Midfielder Craig Gardner and striker Steven Fletcher are supporting a nationwide campaign to encourage more people to get tested for the virus to coincide with National HIV Testing Week, which starts today.
The Black Cats stars feature in posters, videos and a new educational booklet for the national HIV awareness charity Saving Lives.
Gardner, 27, said education was the key to tackling the potentially deadly virus.
He said: “Before I got involved with the Saving Lives charity, I had no idea a person could be infected for over 10 years without knowing it.
“That’s staggering. Just think of all the other people they could have passed the infection on to in that time.
“For me it’s all about education, and giving young people the information they need to look after themselves.
“That’s why Saving Lives is so important – it educates people about HIV.”
Figures show one in five people living with HIV in the UK do not know they are infected, which equates to 20,000 people that doctors can’t give lifesaving treatment to and who may also unknowingly be passing on the infection to their partners.
Gardner added: “The HIV test is just a simple blood test. You can ask for it at your GP clinic, at hospital or in any sexual health clinic.
“It doesn’t hurt and, whatever the result, you’ll know what to do next – get on medicine or have safer sex in future.”
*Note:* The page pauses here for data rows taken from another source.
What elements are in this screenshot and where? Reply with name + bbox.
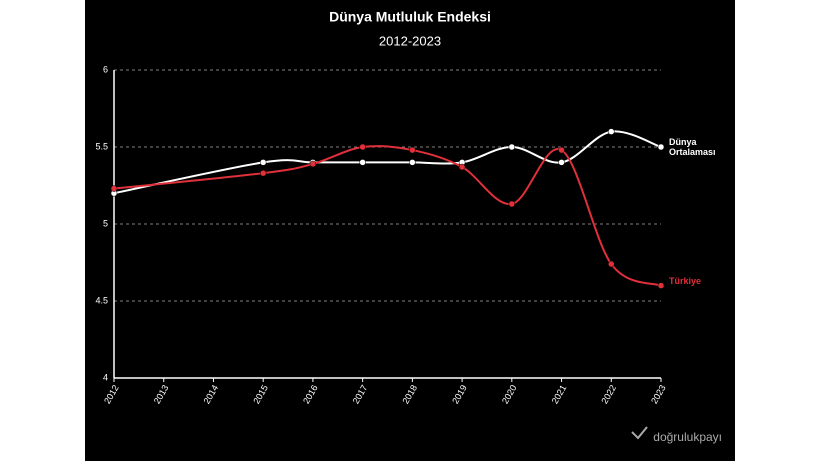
point [259,169,267,177]
y-tick-label: 5.5 [95,141,108,151]
point [657,282,665,289]
point [359,143,366,151]
point [458,163,466,171]
logo-icon [631,426,648,440]
point [110,185,118,192]
chart-background [85,0,735,461]
series-line [113,145,662,287]
point [558,146,565,154]
point [508,143,516,151]
point [508,200,516,208]
y-tick-label: 4 [103,372,108,382]
watermark: doğrulukpayı [653,430,722,444]
point [259,159,267,166]
y-tick-label: 4.5 [95,295,108,305]
series-label: Türkiye [669,275,702,286]
chart-title: Dünya Mutluluk Endeksi [329,9,491,25]
point [608,128,615,135]
point [409,146,416,154]
point [309,160,317,168]
series-label: Dünya Ortalaması [669,137,716,157]
y-tick-label: 6 [103,64,108,74]
chart-subtitle: 2012-2023 [379,33,441,48]
y-tick-label: 5 [103,218,108,228]
point [359,159,366,166]
point [409,159,416,166]
point [657,143,665,151]
point [608,260,615,268]
point [558,159,565,166]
Steven Fletcher added: “You don’t have to be a certain type of person to catch HIV, which is why it’s safest to take the test.”
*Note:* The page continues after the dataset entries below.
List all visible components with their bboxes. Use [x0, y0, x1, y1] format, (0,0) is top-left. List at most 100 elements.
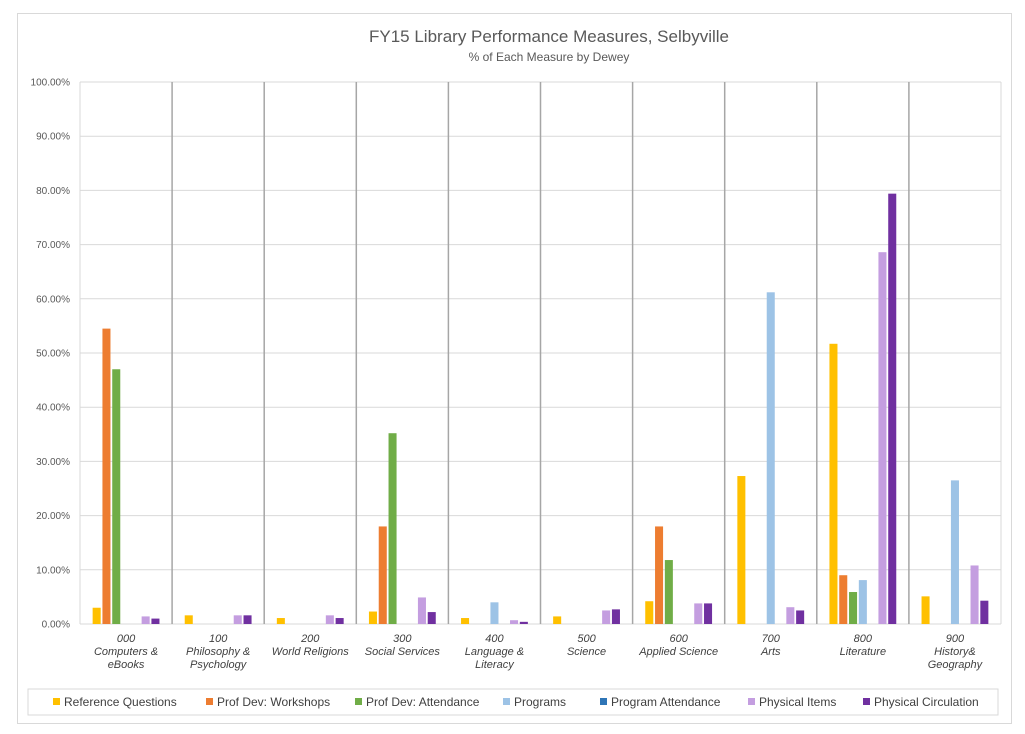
bar-programs: [766, 292, 775, 624]
bar-physical-circulation: [980, 600, 989, 624]
bar-physical-items: [325, 615, 334, 624]
category-separators: [79, 82, 1002, 624]
bar-prof-dev-workshops: [839, 575, 848, 624]
legend-label: Physical Items: [759, 695, 836, 709]
x-tick-label: 300: [393, 633, 412, 645]
legend-box: [27, 688, 999, 716]
x-tick-label: Applied Science: [638, 646, 718, 658]
y-tick-label: 0.00%: [42, 620, 70, 631]
y-tick-label: 80.00%: [36, 186, 70, 197]
legend-swatch: [53, 698, 60, 705]
x-tick-label: Language &: [465, 646, 524, 658]
legend-swatch: [600, 698, 607, 705]
bar-prof-dev-workshops: [378, 526, 387, 624]
bar-physical-circulation: [243, 615, 252, 624]
x-tick-label: eBooks: [108, 659, 145, 671]
bar-physical-circulation: [519, 621, 528, 624]
legend-label: Programs: [514, 695, 566, 709]
y-tick-label: 90.00%: [36, 132, 70, 143]
y-tick-label: 30.00%: [36, 457, 70, 468]
bar-programs: [490, 602, 499, 624]
x-tick-label: 900: [946, 633, 965, 645]
bar-reference-questions: [737, 476, 746, 624]
x-tick-label: History&: [934, 646, 976, 658]
legend-label: Program Attendance: [611, 695, 721, 709]
bar-programs: [858, 580, 867, 624]
bar-physical-items: [602, 610, 611, 624]
x-tick-label: 000: [117, 633, 136, 645]
x-tick-label: Geography: [928, 659, 984, 671]
bar-prof-dev-attendance: [388, 433, 397, 624]
chart-title: FY15 Library Performance Measures, Selby…: [369, 27, 729, 46]
x-tick-label: 800: [854, 633, 873, 645]
legend-label: Prof Dev: Workshops: [217, 695, 330, 709]
bar-physical-items: [417, 597, 426, 624]
bar-physical-items: [233, 615, 242, 624]
bar-reference-questions: [645, 601, 654, 624]
legend-swatch: [748, 698, 755, 705]
bar-physical-items: [878, 252, 887, 625]
legend-label: Prof Dev: Attendance: [366, 695, 480, 709]
legend: Reference Questions Prof Dev: Workshops Pr…: [27, 688, 999, 716]
legend-swatch: [503, 698, 510, 705]
legend-label: Physical Circulation: [874, 695, 979, 709]
x-tick-label: World Religions: [272, 646, 350, 658]
bar-reference-questions: [829, 343, 838, 624]
x-tick-label: Computers &: [94, 646, 158, 658]
bar-programs: [950, 480, 959, 624]
bar-prof-dev-attendance: [849, 592, 858, 624]
x-tick-label: Arts: [760, 646, 781, 658]
y-tick-label: 60.00%: [36, 294, 70, 305]
y-tick-label: 20.00%: [36, 511, 70, 522]
y-tick-label: 70.00%: [36, 240, 70, 251]
bar-physical-circulation: [796, 610, 805, 624]
bar-physical-items: [970, 565, 979, 624]
bar-reference-questions: [461, 618, 470, 624]
y-axis: 0.00% 10.00% 20.00% 30.00% 40.00% 50.00% 60.00…: [31, 78, 71, 631]
bar-physical-circulation: [427, 612, 436, 624]
bar-prof-dev-attendance: [664, 560, 673, 624]
bar-physical-circulation: [335, 618, 344, 624]
bar-prof-dev-attendance: [112, 369, 121, 624]
x-tick-label: 400: [485, 633, 504, 645]
legend-swatch: [206, 698, 213, 705]
bars: [92, 193, 989, 625]
y-tick-label: 40.00%: [36, 403, 70, 414]
legend-label: Reference Questions: [64, 695, 177, 709]
bar-physical-circulation: [888, 193, 897, 625]
bar-reference-questions: [276, 618, 285, 624]
bar-reference-questions: [368, 611, 377, 624]
bar-reference-questions: [553, 616, 562, 624]
x-tick-label: Philosophy &: [186, 646, 250, 658]
bar-physical-circulation: [151, 618, 160, 624]
bar-reference-questions: [184, 615, 193, 624]
x-tick-label: Psychology: [190, 659, 248, 671]
bar-prof-dev-workshops: [102, 328, 111, 624]
y-tick-label: 50.00%: [36, 349, 70, 360]
x-tick-label: Science: [567, 646, 606, 658]
bar-physical-items: [786, 607, 795, 624]
legend-swatch: [863, 698, 870, 705]
y-tick-label: 10.00%: [36, 565, 70, 576]
x-tick-label: 500: [577, 633, 596, 645]
x-tick-label: 600: [669, 633, 688, 645]
bar-physical-circulation: [611, 609, 620, 624]
bar-physical-items: [510, 620, 519, 624]
y-tick-label: 100.00%: [31, 78, 71, 89]
x-tick-label: 100: [209, 633, 228, 645]
x-tick-label: Literature: [840, 646, 886, 658]
x-tick-label: Social Services: [365, 646, 441, 658]
bar-physical-circulation: [704, 603, 713, 624]
bar-reference-questions: [92, 607, 101, 624]
chart-subtitle: % of Each Measure by Dewey: [469, 50, 630, 64]
bar-prof-dev-workshops: [655, 526, 664, 624]
bar-physical-items: [694, 603, 703, 624]
x-tick-label: 700: [762, 633, 781, 645]
bar-reference-questions: [921, 596, 930, 624]
x-tick-label: Literacy: [475, 659, 515, 671]
x-tick-label: 200: [300, 633, 320, 645]
legend-swatch: [355, 698, 362, 705]
bar-physical-items: [141, 616, 150, 624]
Dr Steve Taylor, HIV expert and medical director of Saving Lives, said more knowledge about HIV was ending the taboo about the virus that leads to the life-threatening disease Aids.
He said: “The treatment for HIV has improved over the last 10 years, which means that getting tested isn’t anything to be afraid of.
“It’s the not knowing that is killing people. Taking an HIV test is the only way to know if you’ve got HIV. It’s as simple as that.”
HIV cases on the rise in the North East
CASES of HIV rose from 129 to 152 in the North East last year, figures show.
There are now almost 1,500 people receiving treatment for the virus in the region, and as many as 350 more cases may be undiagnosed.
The statistics were published yesterday in a new report by Public Health England (PHE) ahead of National HIV Testing Week, which starts today.
Dr Kirsty Foster, consultant for health protection for PHE in the North East, said: “We have seen an increase in new cases in men who have sex with men, whereas the number of cases acquired through heterosexual transmission has been stable for the past four to five years.
“We are still a relatively low prevalence region, but some parts of the North East are approaching the Department of Health’s threshold, where universal testing would be recommended.”
She added: “HIV is a serious infection, and if left untreated can be life-threatening. But advances in treatment now mean the sooner HIV is diagnosed and treated, the lower the risk of passing it on.
“The sooner you get tested and, if needed, begin treatment, the better your long-term prospects.”
Early diagnosis, and treatment, can mean a near-normal lifespan for someone with HIV.